IGNORE This is used to define a recipient that does NOT trigger any alerts, and also terminates the
search for more recipients. It is useful if you have a rule that handles most alerts, but there is just
that one particular server where you don't want cpu alerts on Monday morning. Note that the IGNORE
recipient always has the STOP flag defined, so when the IGNORE recipient is matched, no more recipients
will be considered. So the location of this recipient in your set of recipients is important.

FORMAT=formatstring Format of the text message with the alert. Default is "TEXT" (suitable for e-mail
alerts). "PLAIN" is the same as text, but without the URL link to the status webpage. "SMS" is a short
message with no subject for SMS alerts. "SCRIPT" is a brief message template for scripts.

REPEAT=time How often an alert gets repeated. As with DURATION, time is a number optionally followed by
'm', 'h' or 'd'.

UNMATCHED The alert is sent to this recipient ONLY if no other recipients received an alert for this
event.

STOP Stop looking for more recipients after this one matches. This is implicit on IGNORE recipients.

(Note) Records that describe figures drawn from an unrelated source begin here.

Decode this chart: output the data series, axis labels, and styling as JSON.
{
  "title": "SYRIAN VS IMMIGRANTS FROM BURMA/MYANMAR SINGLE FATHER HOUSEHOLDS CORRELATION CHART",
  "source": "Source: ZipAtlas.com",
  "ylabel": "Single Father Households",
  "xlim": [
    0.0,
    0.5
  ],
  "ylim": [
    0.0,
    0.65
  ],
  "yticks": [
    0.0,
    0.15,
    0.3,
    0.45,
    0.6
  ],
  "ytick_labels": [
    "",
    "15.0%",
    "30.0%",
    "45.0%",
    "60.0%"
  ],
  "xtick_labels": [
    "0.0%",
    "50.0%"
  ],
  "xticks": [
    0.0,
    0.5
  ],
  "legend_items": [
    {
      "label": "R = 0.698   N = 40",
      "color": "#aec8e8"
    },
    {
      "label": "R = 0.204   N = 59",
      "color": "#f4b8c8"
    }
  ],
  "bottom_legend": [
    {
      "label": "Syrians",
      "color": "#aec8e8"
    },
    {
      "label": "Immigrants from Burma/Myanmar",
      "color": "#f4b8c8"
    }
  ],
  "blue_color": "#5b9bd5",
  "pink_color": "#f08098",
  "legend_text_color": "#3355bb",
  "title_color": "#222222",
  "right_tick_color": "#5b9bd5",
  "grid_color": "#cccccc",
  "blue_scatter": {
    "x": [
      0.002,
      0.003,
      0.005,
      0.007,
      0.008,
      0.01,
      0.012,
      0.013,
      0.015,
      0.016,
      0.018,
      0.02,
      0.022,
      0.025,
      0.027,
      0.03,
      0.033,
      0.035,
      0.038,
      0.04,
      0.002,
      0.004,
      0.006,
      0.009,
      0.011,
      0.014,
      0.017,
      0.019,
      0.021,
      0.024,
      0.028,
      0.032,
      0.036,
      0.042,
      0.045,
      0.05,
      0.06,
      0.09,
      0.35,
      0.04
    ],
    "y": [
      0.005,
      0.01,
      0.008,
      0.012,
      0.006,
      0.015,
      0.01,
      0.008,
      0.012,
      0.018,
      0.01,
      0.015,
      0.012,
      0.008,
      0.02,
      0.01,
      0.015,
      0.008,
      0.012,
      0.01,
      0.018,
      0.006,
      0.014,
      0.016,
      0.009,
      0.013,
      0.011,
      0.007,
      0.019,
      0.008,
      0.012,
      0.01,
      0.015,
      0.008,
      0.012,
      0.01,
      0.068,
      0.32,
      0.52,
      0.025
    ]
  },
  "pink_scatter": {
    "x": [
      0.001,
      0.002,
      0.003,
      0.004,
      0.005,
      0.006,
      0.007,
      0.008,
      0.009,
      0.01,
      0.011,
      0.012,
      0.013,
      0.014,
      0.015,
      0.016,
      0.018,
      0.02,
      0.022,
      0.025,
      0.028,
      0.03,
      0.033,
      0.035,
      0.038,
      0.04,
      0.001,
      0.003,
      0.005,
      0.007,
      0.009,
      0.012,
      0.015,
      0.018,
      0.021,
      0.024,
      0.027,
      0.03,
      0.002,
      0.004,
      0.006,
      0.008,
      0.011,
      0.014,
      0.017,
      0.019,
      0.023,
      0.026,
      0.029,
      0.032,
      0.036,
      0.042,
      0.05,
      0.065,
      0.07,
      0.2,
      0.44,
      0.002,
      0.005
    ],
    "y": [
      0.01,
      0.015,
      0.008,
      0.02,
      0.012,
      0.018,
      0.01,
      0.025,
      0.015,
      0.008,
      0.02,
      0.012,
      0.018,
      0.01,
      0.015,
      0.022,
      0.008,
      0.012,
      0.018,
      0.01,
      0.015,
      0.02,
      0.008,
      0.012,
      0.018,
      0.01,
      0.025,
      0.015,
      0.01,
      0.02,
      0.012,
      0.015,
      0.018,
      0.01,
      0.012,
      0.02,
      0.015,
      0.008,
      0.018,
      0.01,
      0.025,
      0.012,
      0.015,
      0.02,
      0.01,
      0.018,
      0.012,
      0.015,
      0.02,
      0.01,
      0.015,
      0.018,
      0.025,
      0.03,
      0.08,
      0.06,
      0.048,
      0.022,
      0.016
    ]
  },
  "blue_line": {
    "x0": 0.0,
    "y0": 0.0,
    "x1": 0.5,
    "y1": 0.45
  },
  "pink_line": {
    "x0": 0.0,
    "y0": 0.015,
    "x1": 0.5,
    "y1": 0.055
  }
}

Rules You can specify rules for a recipient also. This limits the alerts sent to this particular
recipient.

MACROS

       It is possible to use macros in the configuration file. To define a macro:

            $MYMACRO=text extending to end of line

       After the definition of a macro, it can be used throughout the file. Wherever the text $MYMACRO  appears,
       it will be substituted with the text of the macro before any processing of rules and recipients.

       It is possible to nest macros, as long as the macro is defined before it is used.

ALERT SCRIPTS

       Alerts  can  go  out  via custom scripts, by using the SCRIPT keyword for a recipient.  Such scritps have
       access to the following environment variables:

       BBALPHAMSG The full text of the status log triggering the alert

       ACKCODE The "cookie" that can be used to acknowledge the alert

       RCPT The recipientID from the SCRIPT entry

       BBHOSTNAME The name of the host that the alert is about

       MACHIP The IP-address of the host that has a problem

       BBSVCNAME The name of the service that the alert is about

       BBSVCNUM The numeric code for the service. From the SVCCODES definition.

       BBHOSTSVC HOSTNAME.SERVICE that the alert is about.

       BBHOSTSVCCOMMAS As BBHOSTSVC, but dots in the hostname replaced with commas

       BBNUMERIC A 22-digit number made by BBSVCNUM, MACHIP and ACKCODE.

       RECOVERED Is "0" if the service is alerting, "1" if the service has recovered, "2"  if  the  service  was
       disabled.

       EVENTSTART Timestamp when the current status (color) began.

       SECS Number of seconds the service has been down.

       DOWNSECSMSG When recovered, holds the text "Event duration : N" where N is the DOWNSECS value.

       CFID  Line-number  in  the  alerts.cfg  file  that  caused  the script to be invoked.  Can be useful when
       troubleshooting alert configuration rules.